Segeln auf der Adria 39: Kroatien im Herbst

Wie fühlt sich Kroatien eigentlich an, wenn man plötzlich im November hier ist und nicht im Sommer? Kurze Antwort: kalt und windig.

Durch den Bootsverkauf bin ich nun das erste Mal überhaupt im Herbst/Winter in Kroatien. Im Frühjahr 2019 war ich zwar auch schonmal hier, aber nur für ein paar Tage und habe das Experiment dann schnell wieder abgebrochen. Im April ist es einfach noch viel zu kalt in der Luft und im Wasser, da kommt noch kein Sommerfeeling auf. Im Herbst zwar auch nicht, aber auf diese Idee käme auch niemand. Jetzt, Ende November im Corona-Jahr 2020, ist gerade Bora-Lage. Morgens 7 Grad Lufttemperatur und Sturm. Dafür aber strahlende Sonne, wie das bei Bora so üblich ist.

„Willst du das denn wirklich machen, bei Corona in ein Flugzeug steigen?“ wurde ich gefragt. Ja, mache ich halt, war meine Antwort.
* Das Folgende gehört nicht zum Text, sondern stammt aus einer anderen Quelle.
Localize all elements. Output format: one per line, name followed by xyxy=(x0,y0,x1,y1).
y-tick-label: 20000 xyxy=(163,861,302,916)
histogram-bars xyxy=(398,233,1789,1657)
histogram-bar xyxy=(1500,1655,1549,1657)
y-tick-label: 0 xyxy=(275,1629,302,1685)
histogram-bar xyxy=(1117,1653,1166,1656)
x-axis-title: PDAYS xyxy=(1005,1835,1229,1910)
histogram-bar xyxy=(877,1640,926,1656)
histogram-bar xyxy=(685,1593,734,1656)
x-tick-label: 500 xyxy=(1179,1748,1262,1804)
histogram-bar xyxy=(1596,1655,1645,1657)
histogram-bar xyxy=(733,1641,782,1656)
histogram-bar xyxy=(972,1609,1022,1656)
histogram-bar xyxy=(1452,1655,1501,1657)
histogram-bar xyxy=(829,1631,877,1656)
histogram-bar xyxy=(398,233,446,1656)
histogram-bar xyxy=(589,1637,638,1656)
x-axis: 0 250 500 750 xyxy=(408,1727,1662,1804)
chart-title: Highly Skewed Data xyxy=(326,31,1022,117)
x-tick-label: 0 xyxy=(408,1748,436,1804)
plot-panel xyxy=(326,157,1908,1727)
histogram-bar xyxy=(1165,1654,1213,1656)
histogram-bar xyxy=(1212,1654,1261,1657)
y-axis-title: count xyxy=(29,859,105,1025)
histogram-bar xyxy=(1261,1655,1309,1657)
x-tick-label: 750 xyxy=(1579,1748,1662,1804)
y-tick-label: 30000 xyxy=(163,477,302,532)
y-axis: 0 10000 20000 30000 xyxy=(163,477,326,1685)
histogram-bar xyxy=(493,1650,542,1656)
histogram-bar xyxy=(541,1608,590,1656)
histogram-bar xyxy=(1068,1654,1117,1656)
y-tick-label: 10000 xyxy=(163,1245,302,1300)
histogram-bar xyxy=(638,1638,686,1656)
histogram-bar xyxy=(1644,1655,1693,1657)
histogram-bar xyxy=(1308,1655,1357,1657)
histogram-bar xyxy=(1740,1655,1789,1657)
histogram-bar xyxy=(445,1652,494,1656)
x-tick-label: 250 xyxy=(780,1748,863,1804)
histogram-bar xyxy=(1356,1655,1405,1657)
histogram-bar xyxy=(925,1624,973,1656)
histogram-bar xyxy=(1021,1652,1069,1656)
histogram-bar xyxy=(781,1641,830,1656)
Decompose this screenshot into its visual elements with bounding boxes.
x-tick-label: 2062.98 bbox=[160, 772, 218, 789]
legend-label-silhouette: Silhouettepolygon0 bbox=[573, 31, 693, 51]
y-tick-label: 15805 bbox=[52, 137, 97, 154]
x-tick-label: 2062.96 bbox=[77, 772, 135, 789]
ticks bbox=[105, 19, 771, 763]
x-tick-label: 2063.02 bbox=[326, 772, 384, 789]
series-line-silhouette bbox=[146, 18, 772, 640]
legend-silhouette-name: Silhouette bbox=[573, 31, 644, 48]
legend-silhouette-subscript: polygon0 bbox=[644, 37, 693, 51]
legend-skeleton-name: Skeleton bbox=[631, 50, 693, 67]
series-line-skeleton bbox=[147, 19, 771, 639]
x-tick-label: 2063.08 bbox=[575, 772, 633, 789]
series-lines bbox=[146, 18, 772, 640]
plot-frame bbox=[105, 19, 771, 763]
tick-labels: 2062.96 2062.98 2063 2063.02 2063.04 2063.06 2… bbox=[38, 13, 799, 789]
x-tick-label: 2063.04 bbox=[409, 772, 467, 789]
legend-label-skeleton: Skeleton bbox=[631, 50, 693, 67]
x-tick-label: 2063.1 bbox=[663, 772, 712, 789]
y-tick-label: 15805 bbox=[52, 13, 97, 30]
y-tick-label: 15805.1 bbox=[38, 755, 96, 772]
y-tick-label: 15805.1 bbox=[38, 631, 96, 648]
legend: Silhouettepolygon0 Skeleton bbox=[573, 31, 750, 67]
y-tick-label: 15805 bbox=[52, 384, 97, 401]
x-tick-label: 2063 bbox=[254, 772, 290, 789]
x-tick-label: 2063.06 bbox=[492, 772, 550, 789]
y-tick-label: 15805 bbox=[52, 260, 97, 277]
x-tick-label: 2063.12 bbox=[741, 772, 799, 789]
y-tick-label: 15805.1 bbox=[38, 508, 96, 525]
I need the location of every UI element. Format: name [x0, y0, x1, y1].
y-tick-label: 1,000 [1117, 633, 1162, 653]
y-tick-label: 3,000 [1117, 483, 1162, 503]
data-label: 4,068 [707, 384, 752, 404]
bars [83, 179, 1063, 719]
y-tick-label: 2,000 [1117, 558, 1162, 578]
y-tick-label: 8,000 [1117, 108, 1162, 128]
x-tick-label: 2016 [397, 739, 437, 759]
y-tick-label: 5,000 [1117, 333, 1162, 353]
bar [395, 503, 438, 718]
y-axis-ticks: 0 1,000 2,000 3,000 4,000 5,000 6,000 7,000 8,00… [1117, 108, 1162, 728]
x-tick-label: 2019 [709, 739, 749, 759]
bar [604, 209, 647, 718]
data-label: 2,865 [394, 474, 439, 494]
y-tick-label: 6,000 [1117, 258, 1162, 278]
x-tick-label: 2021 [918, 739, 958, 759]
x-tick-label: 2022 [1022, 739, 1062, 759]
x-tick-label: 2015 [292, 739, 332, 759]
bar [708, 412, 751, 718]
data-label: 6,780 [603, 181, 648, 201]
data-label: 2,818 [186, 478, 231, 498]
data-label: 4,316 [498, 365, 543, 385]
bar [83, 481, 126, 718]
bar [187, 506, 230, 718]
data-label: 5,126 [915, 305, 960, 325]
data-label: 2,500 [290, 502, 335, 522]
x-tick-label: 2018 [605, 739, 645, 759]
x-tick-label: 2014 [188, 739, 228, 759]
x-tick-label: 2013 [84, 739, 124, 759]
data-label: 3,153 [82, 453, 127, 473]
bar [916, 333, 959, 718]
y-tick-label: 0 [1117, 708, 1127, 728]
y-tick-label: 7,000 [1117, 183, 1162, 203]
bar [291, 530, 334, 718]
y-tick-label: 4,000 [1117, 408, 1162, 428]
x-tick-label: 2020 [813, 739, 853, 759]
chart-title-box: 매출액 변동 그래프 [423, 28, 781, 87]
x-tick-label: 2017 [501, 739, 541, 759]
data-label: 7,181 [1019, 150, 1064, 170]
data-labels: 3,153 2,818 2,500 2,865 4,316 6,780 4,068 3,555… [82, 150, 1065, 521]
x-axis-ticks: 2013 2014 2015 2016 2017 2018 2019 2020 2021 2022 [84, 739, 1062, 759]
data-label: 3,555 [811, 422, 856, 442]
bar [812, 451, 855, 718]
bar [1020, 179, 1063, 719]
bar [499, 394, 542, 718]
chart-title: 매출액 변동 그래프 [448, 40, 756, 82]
Es ist fast nichts los an den Flughäfen, die Flugzeuge sind leer und ist man erstmal angekommen, bietet Kroatien mit seinen 4,2 Millionen Einwohnern genug Möglichkeiten, größeren Menschenmengen aus dem Wege zu gehen. In den meisten Fliegern sitzen nur eine Hand voll Passagiere und die Straßen, Hotels und Restaurants sind leer oder gleich ganz geschlossen. Dafür braucht es hier keine Pandemie, das ist quasi normal in touristisch geprägten Landstrichen des Mittelmeers zur Winterzeit. Was die Touristen bei den „Locals“ so schätzen, nämlich das Ursprüngliche, die vielen Ziegen, Fischer mit klapprigen Kuttern und alte Omis, die Fremdenzimmer feilbieten – das ist auch jetzt das einzige was bleibt. Nur eben ohne Touristen. Und die Omas sitzen nicht mehr auf dem Zimmer-Strich, sondern in der warmen Stube. Als „Zimmer-Strich“ bezeichne ich die Einfahrten in Ortschaften, wo alte Omis am Straßenrand stehen und Schilder mit „Zimmer frei“ hochhalten.

Das mit der warmen Stube ist so eine Sache… wirklich gerne heizen tut hier niemand und so blieb auch mein Hotelzimmer recht frisch, wäre da nicht die Klimaanlage gewesen, die ich kurzerhand zum Heizen verwendet habe.